Abela was asked by journalists on Wednesday what his government had done to address the 2006 rationalisation exercise which he has, time and time again, described as the act which has caused the greatest environmental to Malta this century.
“Since we’ve been in government, we didn’t implement any policies which increased development,” Abela said.
He said that the reality is that the government had its hands tied by a legal framework from 2006, which he said had led to ODZ land the size of Siggiewi and which, he added, was drafted by the person who is now Bernard Grech’s right-hand man.
However, he said, the government’s “new priority” is to protect the environment, while allowing the economic wheel to turn.
Asked what he would be doing to reverse such a policy though, Abela said that changing the rationalisation exercise would “expose the country to enormous damages”, wherein anyone with a property on such land would take the government to court for compensation because it would not be developable anymore.
He pointed out how the PN has not included any such measure in its own manifesto either.
“But still, I must say that the authorities concerned need to apply their policies in such a manner that it is within the context of the government’s new environmental priorities. We cannot continue to stretch our policies beyond the realms of reason,” Abela said.
Asked about statements he made about the Labour Party and good governance and whether he is comfortable having people like Rosianne Cutajar and Edward Zammit Lewis as candidates despite their own scandals meanwhile, Abela said that his government had always acted when there was a case of bad governance.
“In Rosianne Cutajar’s case, she paid the price as when the Standards Commissioner made his report on her public, she resigned from her role. Now it is up to the people to make their judgement on whether she should be elected,” he said.
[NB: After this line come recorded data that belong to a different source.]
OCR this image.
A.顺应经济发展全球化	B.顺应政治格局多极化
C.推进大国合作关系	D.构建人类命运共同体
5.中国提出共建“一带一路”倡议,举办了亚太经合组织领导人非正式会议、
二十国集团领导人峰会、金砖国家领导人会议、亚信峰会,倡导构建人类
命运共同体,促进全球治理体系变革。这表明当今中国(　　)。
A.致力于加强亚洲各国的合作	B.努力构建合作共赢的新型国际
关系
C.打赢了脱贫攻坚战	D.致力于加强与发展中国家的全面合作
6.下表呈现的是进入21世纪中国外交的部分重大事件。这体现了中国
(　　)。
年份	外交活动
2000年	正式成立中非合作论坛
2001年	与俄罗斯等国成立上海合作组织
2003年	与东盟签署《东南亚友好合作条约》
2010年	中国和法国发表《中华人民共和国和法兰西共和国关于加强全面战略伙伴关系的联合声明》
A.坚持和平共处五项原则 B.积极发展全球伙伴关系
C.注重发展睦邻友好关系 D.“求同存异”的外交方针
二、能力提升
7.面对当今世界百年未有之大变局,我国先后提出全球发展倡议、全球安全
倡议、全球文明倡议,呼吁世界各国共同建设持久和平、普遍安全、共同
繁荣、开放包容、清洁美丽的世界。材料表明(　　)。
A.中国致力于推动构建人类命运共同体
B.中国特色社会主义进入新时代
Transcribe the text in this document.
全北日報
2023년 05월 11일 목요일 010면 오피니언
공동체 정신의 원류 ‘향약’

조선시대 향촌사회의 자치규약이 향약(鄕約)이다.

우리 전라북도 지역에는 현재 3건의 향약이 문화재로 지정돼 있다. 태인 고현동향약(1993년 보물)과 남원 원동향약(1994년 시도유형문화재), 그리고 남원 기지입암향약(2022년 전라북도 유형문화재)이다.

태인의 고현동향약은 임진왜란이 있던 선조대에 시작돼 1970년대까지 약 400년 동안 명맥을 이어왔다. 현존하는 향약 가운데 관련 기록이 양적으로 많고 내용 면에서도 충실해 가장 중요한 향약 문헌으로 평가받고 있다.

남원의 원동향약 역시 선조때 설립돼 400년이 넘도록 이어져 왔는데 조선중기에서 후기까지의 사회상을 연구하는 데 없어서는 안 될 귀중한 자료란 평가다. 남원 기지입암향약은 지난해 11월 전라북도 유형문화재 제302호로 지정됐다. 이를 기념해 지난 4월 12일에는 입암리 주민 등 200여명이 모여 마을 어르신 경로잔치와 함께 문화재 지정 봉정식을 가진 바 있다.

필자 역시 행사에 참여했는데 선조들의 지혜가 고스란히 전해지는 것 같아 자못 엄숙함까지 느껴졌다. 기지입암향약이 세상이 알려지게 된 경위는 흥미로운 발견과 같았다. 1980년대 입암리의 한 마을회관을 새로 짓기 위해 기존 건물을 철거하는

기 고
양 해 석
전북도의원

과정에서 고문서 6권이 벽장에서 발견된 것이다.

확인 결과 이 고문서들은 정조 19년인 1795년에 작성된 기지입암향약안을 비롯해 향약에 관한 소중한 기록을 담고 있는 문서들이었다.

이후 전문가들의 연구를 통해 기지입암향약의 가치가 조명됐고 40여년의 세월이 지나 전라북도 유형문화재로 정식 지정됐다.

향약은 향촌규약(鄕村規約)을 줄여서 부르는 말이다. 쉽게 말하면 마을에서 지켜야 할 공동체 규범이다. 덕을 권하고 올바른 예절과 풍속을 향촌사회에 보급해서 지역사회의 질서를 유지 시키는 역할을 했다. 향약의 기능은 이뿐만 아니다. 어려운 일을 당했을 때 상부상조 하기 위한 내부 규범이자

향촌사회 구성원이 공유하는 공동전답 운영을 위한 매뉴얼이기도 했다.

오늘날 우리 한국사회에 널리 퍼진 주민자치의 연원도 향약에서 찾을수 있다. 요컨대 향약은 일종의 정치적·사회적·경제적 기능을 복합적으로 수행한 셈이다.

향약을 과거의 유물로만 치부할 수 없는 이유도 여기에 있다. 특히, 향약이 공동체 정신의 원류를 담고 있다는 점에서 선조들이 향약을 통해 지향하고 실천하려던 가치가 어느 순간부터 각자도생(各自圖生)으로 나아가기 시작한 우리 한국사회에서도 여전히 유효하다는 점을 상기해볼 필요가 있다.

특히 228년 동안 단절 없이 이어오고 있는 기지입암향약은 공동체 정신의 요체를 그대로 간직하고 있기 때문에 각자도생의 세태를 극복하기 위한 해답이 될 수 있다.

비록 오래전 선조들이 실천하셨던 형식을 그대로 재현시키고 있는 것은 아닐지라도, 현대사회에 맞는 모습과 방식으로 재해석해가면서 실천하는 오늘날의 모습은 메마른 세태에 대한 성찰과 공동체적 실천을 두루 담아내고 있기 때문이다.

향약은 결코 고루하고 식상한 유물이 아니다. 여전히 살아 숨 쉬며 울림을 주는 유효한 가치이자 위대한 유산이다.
Cutajar had resigned after an investigation by Standards Commissioner George Hyzler over a failed property deal involving Yorgen Fenech. Hyzler had found that Cutajar breached ethics when she acted as a broker and had “more likely than not” received a €46,000 fee. She had also failed to declare a €9,000 gift she had received from Fenech.
Earlier this week, it was reported that she received €28,000 as a terminal benefit as part of an agreement that is in place for resigning ministers and parliamentary secretaries – something which Abela hinted that he did not agree with.